As duas assistiram a “3%” antes de serem escaladas para a nova temporada – e aprovaram. Mas o que as fez aceitar entrar na produção foram suas personagens: duas mulheres envolvidas na criação do Maralto, o lugar utópico para onde vão os três por cento do título que conseguem sobreviver a um extenuante processo seletivo e deixar para trás uma vida miserável.

“Eu gosto muito da série, gosto muito do tema que a série trata, e achei uma personagem completamente diferente de tudo que eu já tinha feito”, diz Fernanda. “A Laís é uma cientista com seus ideais, e a gente não sabe se essas bandeiras que ela levanta vão chegar num lugar positivo ou negativo”. Maria sentiu algo semelhante com sua personagem, Samira: “Achei interessante voltar pro começa o de tudo. Foi por isso que eu resolvi topar fazer”.

Por trás das câmeras

Para Pedro Aguilera, criador e produtor executivo de “3%”, o streaming é uma possibilidade que reforça o bom momento que o mercado de séries vem vivendo no Brasil nos últimos tempos.

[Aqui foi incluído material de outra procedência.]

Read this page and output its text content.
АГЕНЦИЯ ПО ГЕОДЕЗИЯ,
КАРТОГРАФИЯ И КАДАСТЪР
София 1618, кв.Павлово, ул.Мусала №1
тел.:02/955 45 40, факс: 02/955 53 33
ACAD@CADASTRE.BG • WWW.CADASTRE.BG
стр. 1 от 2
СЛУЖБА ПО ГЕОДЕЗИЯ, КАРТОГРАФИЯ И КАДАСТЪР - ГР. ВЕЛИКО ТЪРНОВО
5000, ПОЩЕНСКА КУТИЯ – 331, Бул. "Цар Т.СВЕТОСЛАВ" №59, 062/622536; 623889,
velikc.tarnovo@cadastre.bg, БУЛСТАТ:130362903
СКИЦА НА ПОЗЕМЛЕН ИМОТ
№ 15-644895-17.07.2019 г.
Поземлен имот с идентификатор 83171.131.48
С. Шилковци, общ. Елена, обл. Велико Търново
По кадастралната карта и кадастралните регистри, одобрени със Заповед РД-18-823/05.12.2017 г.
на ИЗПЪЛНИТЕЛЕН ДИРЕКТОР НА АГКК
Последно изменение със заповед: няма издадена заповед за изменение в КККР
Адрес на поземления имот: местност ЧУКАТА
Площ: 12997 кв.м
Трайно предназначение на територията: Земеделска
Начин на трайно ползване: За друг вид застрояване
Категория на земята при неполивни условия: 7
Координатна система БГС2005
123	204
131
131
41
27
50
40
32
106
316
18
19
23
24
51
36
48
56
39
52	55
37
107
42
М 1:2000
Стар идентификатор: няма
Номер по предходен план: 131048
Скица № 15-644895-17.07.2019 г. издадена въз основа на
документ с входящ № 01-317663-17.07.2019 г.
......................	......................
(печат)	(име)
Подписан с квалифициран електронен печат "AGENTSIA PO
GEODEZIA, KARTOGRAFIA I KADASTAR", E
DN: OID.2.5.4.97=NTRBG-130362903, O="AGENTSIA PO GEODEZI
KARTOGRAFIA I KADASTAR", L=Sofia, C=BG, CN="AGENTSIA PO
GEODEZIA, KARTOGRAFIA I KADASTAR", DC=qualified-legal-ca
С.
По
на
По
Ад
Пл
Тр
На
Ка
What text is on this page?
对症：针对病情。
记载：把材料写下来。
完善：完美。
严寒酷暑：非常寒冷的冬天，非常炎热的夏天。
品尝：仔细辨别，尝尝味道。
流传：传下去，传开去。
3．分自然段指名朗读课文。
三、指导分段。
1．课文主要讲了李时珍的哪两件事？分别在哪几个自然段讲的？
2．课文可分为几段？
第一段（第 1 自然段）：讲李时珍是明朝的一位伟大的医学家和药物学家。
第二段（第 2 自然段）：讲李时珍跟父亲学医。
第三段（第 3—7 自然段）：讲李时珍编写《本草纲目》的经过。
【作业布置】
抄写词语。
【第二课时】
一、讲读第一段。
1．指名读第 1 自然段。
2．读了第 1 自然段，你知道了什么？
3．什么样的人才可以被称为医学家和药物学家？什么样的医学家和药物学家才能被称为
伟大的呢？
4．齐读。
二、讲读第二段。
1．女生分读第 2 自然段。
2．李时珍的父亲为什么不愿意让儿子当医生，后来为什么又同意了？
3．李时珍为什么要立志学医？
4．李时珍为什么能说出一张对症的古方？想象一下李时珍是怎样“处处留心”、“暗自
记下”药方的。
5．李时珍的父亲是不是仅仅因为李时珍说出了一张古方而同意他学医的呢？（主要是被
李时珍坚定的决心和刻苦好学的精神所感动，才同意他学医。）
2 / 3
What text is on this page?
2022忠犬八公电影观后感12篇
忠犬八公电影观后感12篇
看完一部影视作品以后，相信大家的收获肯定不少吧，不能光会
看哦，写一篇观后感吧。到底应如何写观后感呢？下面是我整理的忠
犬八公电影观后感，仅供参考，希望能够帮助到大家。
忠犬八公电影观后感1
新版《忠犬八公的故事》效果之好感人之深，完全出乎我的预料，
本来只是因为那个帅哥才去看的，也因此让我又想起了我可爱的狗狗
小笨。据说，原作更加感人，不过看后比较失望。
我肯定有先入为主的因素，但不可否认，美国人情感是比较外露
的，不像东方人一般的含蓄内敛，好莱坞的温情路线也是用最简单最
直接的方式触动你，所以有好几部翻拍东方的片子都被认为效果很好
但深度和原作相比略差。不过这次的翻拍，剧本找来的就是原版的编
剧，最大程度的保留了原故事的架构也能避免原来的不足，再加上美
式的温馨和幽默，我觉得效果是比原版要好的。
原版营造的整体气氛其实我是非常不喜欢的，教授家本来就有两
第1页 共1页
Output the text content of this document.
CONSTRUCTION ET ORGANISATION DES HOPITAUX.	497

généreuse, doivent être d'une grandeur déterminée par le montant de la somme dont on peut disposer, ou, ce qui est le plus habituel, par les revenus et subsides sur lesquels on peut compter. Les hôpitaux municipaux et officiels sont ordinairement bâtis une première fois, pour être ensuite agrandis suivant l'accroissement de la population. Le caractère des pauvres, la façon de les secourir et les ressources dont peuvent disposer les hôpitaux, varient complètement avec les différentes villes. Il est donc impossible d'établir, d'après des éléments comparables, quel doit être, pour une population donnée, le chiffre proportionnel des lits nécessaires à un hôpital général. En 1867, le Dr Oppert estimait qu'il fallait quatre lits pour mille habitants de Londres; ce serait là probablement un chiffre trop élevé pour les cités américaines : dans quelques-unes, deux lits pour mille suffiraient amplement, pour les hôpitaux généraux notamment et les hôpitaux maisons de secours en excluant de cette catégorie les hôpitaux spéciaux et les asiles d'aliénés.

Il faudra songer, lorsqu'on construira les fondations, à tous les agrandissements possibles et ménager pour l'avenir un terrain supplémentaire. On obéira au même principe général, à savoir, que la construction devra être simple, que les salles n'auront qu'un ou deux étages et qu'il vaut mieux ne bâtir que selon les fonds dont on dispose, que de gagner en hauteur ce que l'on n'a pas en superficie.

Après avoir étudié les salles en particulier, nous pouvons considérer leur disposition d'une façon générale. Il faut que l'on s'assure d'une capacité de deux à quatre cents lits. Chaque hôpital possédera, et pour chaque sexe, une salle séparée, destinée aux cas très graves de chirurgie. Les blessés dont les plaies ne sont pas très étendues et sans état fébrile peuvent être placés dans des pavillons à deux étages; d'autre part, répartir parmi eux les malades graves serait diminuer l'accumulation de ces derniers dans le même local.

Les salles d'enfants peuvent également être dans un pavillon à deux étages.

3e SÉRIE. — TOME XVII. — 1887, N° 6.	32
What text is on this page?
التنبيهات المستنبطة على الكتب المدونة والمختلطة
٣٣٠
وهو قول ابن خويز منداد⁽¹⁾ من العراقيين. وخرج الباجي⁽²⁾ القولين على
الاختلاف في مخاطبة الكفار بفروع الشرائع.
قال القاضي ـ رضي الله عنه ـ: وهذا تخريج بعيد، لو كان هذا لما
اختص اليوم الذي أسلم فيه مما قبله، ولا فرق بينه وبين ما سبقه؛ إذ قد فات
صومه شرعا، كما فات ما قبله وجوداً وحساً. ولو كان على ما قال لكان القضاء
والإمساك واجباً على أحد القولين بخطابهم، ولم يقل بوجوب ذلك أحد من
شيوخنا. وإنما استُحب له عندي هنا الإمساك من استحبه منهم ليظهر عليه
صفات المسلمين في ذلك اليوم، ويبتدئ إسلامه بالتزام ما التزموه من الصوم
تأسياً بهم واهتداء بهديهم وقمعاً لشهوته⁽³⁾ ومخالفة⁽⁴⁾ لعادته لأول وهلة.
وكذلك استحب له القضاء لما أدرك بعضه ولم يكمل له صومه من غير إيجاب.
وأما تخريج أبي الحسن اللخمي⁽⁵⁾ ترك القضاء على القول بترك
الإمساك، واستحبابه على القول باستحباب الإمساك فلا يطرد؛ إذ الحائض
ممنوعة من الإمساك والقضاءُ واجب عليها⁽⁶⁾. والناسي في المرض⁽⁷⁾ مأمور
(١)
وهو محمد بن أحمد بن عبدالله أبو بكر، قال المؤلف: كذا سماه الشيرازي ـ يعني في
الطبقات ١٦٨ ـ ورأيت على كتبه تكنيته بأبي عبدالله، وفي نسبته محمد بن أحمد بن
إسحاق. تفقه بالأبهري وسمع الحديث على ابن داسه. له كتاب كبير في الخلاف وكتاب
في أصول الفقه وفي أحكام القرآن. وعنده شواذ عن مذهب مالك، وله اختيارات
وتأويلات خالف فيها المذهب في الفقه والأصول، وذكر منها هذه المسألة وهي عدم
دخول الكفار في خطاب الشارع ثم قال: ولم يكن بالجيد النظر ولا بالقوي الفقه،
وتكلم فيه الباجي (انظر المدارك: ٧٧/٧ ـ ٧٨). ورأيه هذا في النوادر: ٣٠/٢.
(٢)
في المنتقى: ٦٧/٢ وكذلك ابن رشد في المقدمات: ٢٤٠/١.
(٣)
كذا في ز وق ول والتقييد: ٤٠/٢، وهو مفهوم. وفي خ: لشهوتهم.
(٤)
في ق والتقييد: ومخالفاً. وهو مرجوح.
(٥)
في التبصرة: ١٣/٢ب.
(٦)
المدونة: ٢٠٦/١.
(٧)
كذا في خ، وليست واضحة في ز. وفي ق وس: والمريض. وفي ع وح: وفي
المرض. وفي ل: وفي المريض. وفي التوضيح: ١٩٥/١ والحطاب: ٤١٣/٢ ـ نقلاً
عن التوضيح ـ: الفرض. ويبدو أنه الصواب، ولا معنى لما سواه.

“Nessa última década, a gente tem começado a ter essas produções independentes para TV crescendo muito em número e qualidade. A Lei da TV Paga me beneficiou muito antes do ‘3%’, fazendo outras séries para canais de animação e outros da TV paga. Essa lei aqueceu a indústria, e a chegada da Netflix e outros serviços de streaming talvez amplie ainda mais”, avalia.

Aguilera acredita que o mercado de séries ainda tem muito espaço para crescer no País. “Acho que a gente tem que aproveitar bem essa onda. Eu estou torcendo que ela dure bastante para nos irmos aperfeiçoando cada vez mais as nossas obras, porque acho que já estamos num momento muito legal. Já tem muito talento no Brasil capaz de fazer coisas impressionantes que pessoas do próprio Brasil e do resto do mundo gostem bastante, acho que a gente tem esse poder. Mas a gente também é uma indústria que está se especializando e agora entendendo [as séries]”.